You may well have noticed in my recent list of top ten movies a distinctly British feel to the compilation and that’s because, these days, I have some difficulty equating the American way of life with my own, despite both nations speaking the same language! At least, we speak the same language to a certain extent but the connection between the two countries doesn’t really go any further than that. Even in my choices involving US participation, such as “Alien”, there is also a strong British contingent. “Alien” has a British director in Ridley Scott, who almost designed the Daleks whilst at the BBC in the early Sixties, as well as a couple of Brits in the cast alongside the five Americans. “Lifeforce” may have been directed by an American but it is set predominantly in London with a mainly British cast.
In the Nineties, in the absence of any new British science fiction or fantasy series, with the exception of “Bugs” (curiously broadcast at the same time of year, on the same channel and evening, and in the same timeslot as new “Doctor Who” is now), I watched a fair amount of American television, predominantly the various spin-offs of “Star Trek” and “Buffy, the Vampire Slayer”, together with its spin-off “Angel”. How times change! I no longer watch any US telly. I’ve seen but a few minutes of “Battlestar Galactica”, never watched “Ugly Betty”, and not even a few minutes of Englishman Hugh Laurie, playing American, in “House”. For the most part, when Brit actors work in the States they tend to produce inferior work. I best remember Alan Rickman as Slope in “The Barchester Chronicles”, for example, rather than the baddie in “Die Hard” or as the Sheriff of Nottingham!
The behaviour of Americans does at times seem, to me, to be extreme and excessive. From twenty years ago, I remember an American character in the second series of “A Very Peculiar Practice” describing the UK as a “pissant little swamp”! This was, of course, writer Andrew Davies telling his audience the way he thinks the citizens of the US see us and so is, perhaps, something of a generalisation. My father has worked with Americans, though, and has told me they sometimes commented on the smallness of everything over here! Does bigger automatically mean better, then? I think the marketing machine of Hollywood, representing its country both at home and abroad, would have us believe that it does! Many, if not most, people nowadays derive their viewing pleasure from films, nay movies, made from wads of cash thrown at each project, the result of which is usually nowt more than forgettable throwaway fluff.

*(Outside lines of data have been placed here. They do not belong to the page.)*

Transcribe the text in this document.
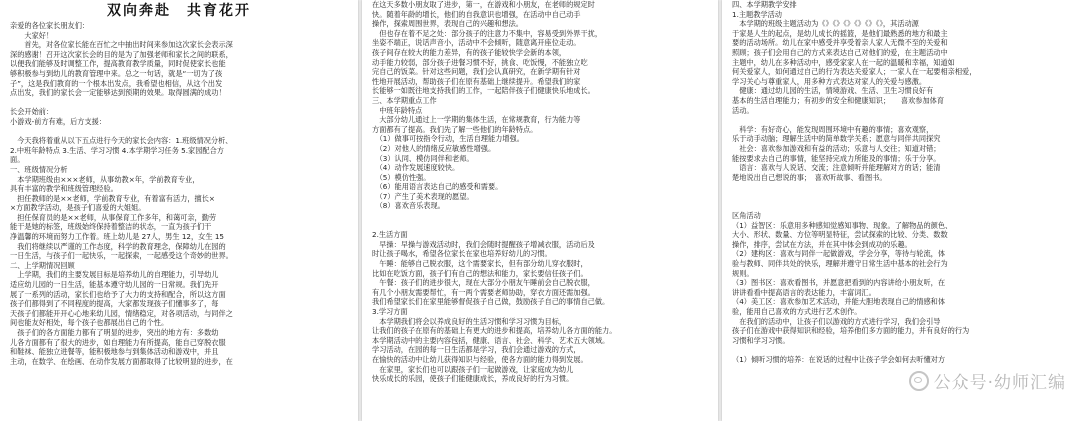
双向奔赴　共育花开
亲爱的各位家长朋友们：
　　大家好！
　　首先，对各位家长能在百忙之中抽出时间来参加这次家长会表示深
深的感谢！召开这次家长会的目的是为了加强老师和家长之间的联系，
以便我们能够及时调整工作，提高教育教学质量，同时促使家长也能
够积极参与到幼儿的教育管理中来。总之一句话，就是“一切为了孩
子”，这是我们教育的一个根本出发点，我希望也相信，从这个出发
点出发，我们的家长会一定能够达到预期的效果。取得圆满的成功！
长会开始前：
小游戏-前方有难，后方支援：
　今天我将着重从以下五点进行今天的家长会内容：1.班级情况分析、
2.中班年龄特点 3.生活、学习习惯 4.本学期学习任务 5.家园配合方
面。
一、班级情况分析
　本学期班级由×××老师，从事幼教×年，学前教育专业，
具有丰富的教学和班级管理经验。
　担任教师的是××老师，学前教育专业，有着富有活力，擅长×
×方面教学活动，是孩子们喜爱的大姐姐。
　担任保育员的是××老师，从事保育工作多年，和蔼可亲，勤劳
能干是她的标签，班级始终保持着整洁的状态，一直为孩子们干
净温馨的环境而努力工作着。班上幼儿是 27人，男生 12，女生 15
　我们将继续以严谨的工作态度，科学的教育理念，保障幼儿在园的
一日生活，与孩子们一起快乐，一起探索，一起感受这个奇妙的世界。
二、上学期情况回顾
　上学期，我们的主要发展目标是培养幼儿的自理能力，引导幼儿
适应幼儿园的一日生活，能基本遵守幼儿园的一日常规。我们先开
展了一系列的活动，家长们也给予了大力的支持和配合，所以这方面
孩子们都得到了不同程度的提高，大家都发现孩子们懂事多了，每
天孩子们都能开开心心地来幼儿园，情绪稳定，对各项活动，与同伴之
间也能友好相处，每个孩子也都展出自己的个性。
　孩子们的各方面能力都有了明显的进步，突出的地方有：多数幼
儿各方面都有了很大的进步，如自理能力有所提高，能自己穿脱衣服
和鞋袜、能独立进餐等，能积极地参与到集体活动和游戏中，并且
主动，在数学、在绘画、在动作发展方面都取得了比较明显的进步，在
在这天多数小朋友取了进步，第一，在游戏和小朋友，在老师的规定时
快。随着年龄的增长，他们的自我意识也增强，在活动中自己动手
操作，探索周围世界，表现自己的兴趣和想法。
　但也存在着不足之处：部分孩子的注意力不集中，容易受到外界干扰，
坐姿不端正，说话声音小，活动中不会倾听，随意离开座位走动。
孩子间存在较大的能力差异，有的孩子能较快学会新的本领，
动手能力较弱，部分孩子进餐习惯不好，挑食、吃饭慢，不能独立吃
完自己的饭菜。针对这些问题，我们会认真研究，在新学期有针对
性地开展活动，帮助孩子们在原有基础上继续提升。希望我们的家
长能够一如既往地支持我们的工作，一起陪伴孩子们健康快乐地成长。
三、本学期重点工作
　中班年龄特点
　大部分幼儿通过上一学期的集体生活，在常规教育，行为能力等
方面都有了提高。我们先了解一些他们的年龄特点。
　（1）做事可按指令行动，生活自理能力增强。
　（2）对他人的情绪反应敏感性增强。
　（3）认同、模仿同伴和老师。
　（4）动作发展速度较快。
　（5）模仿性强。
　（6）能用语言表达自己的感受和需要。
　（7）产生了美术表现的愿望。
　（8）喜欢音乐表现。
2.生活方面
　早操：早操与游戏活动时，我们会随时提醒孩子增减衣服，活动后及
时让孩子喝水，希望各位家长在家也培养好幼儿的习惯。
　午睡：能够自己脱衣服，这个需要家长，但有部分幼儿穿衣服时，
比如在吃饭方面，孩子们有自己的想法和能力，家长要信任孩子们。
　午餐：孩子们的进步很大，现在大部分小朋友午睡前会自己脱衣服，
有几个小朋友需要帮忙，有一两个需要老师协助，穿衣方面还需加强。
我们希望家长们在家里能够督促孩子自己做，鼓励孩子自己的事情自己做。
3.学习方面
　本学期我们将会以养成良好的生活习惯和学习习惯为目标，
让我们的孩子在原有的基础上有更大的进步和提高，培养幼儿各方面的能力。
本学期活动中的主要内容包括，健康、语言、社会、科学、艺术五大领域。
学习活动，在园的每一日生活都是学习，我们会通过游戏的方式，
在愉快的活动中让幼儿获得知识与经验，使各方面的能力得到发展。
　在家里，家长们也可以跟孩子们一起做游戏，让家庭成为幼儿
快乐成长的乐园，使孩子们能健康成长，养成良好的行为习惯。
四、本学期教学安排
1.主题教学活动
　本学期的班级主题活动为《》《》《》《》《》《》，其活动源
于家是人生的起点，是幼儿成长的摇篮，是他们最熟悉的地方和最主
要的活动场所。幼儿在家中感受并享受着亲人家人无微不至的关爱和
照顾；孩子们会用自己的方式来表达自己对他们的爱，在主题活动中
主题中，幼儿在多种活动中，感受家家人在一起的温暖和幸福，知道如
何关爱家人，如何通过自己的行为表达关爱家人；一家人在一起要相亲相爱，
学习关心与尊重家人，用多种方式表达对家人的关爱与感激。
　健康：通过幼儿园的生活，情境游戏、生活、卫生习惯良好有
基本的生活自理能力；有初步的安全和健康知识；　　喜欢参加体育
活动。
　科学：有好奇心，能发现周围环境中有趣的事情；喜欢观察，
乐于动手动脑；理解生活中的简单数学关系；愿意与同伴共同探究
　社会：喜欢参加游戏和有益的活动；乐意与人交往；知道对错；
能按要求去自己的事情，能坚持完成力所能及的事情；乐于分享。
　语言：喜欢与人说话、交流；注意倾听并能理解对方的话；能清
楚地说出自己想说的事；　喜欢听故事、看图书。
区角活动
（1）益智区：乐意用多种感知觉感知事物、现象。了解物品的颜色、
大小、形状、数量、方位等明显特征，尝试探索的比较、分类、数数
操作，排序，尝试在方法，并在其中体会到成功的乐趣。
（2）建构区：喜欢与同伴一起做游戏，学会分享，等待与轮流，体
验与教师、同伴共处的快乐，理解并遵守日常生活中基本的社会行为
规则。
（3）图书区：喜欢看图书，并愿意把看到的内容讲给小朋友听，在
讲讲看看中提高语言的表达能力，丰富词汇。
（4）美工区：喜欢参加艺术活动，并能大胆地表现自己的情感和体
验，能用自己喜欢的方式进行艺术创作。
　在我们的活动中，让孩子们以游戏的方式进行学习，我们会引导
孩子们在游戏中获得知识和经验，培养他们多方面的能力，并有良好的行为
习惯和学习习惯。
（1）倾听习惯的培养：在说话的过程中让孩子学会如何去听懂对方
公众号·幼师汇编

I dare you to watch the opening three-and-a-half minutes of Seventies’ horror film “Blood on Satan’s Claw” and not be hooked by the cliff-hanger! Wallow in the Britishness of its direction and creative use of camera angle. Listen to the haunting score by Marc Wilkinson with its inclusion of one of Stravinsky’s favourite instruments the cimbalom, an east-European instrument a little like a piano, but played with various types of mallet. Enjoy the initial appearances of Barry Andrews, as Ralph Gower, who a few years earlier had appeared in “Dracula Has Risen from the Grave”, and Wendy Padbury, as Cathy Vespers. She well-and-truly leaves “Doctor Who” behind her in this film. Then, there is our beautiful English countryside to gaze upon. Yes, the pace is slow. It’s so slow you can even read the credits! But, as when listening to Bach, you appreciate with a cleansed soul, free from the Romantic syrup of Rachmaninov!!
3 comments:
Mud, muck and wormy eyeballs! Fanatastic. The Yanks just can't compete with that! To tell the truth I much prefer to watch gritty films like this than the highly polished turds that float across from the other side of the Atlantic...
I love the US shows. I love BSG and at the moment I am loving the new sci fi show "Heroes". I'm not into all things American but I do like these.
I think the whole US mindset goes back to the American way of living. The idea that anyone can make it big in the States. Of course the reality is so much more different and I think they try to make everything bigger as an illusion that life there is better.
Steve, "Blood on Satan's Claw" was actually a major inspiration for Tim Burton when making "Sleepy Hollow" but, good though Tim's film is, I don't think it holds a candle to the earlier film.
Karen, I've heard good things about both US shows you mention. Not having Sky, I haven't seen "Heroes" and the few minutes of "BSG" I saw were from a rerun on Sky Three (on Freeview).
From the US, I used to watch "Twin Peaks", "The X-Files", "Sliders" and "Roswell", as well as those mentioned in my post, during the 90s but somehow haven't taken to the latest crop of series!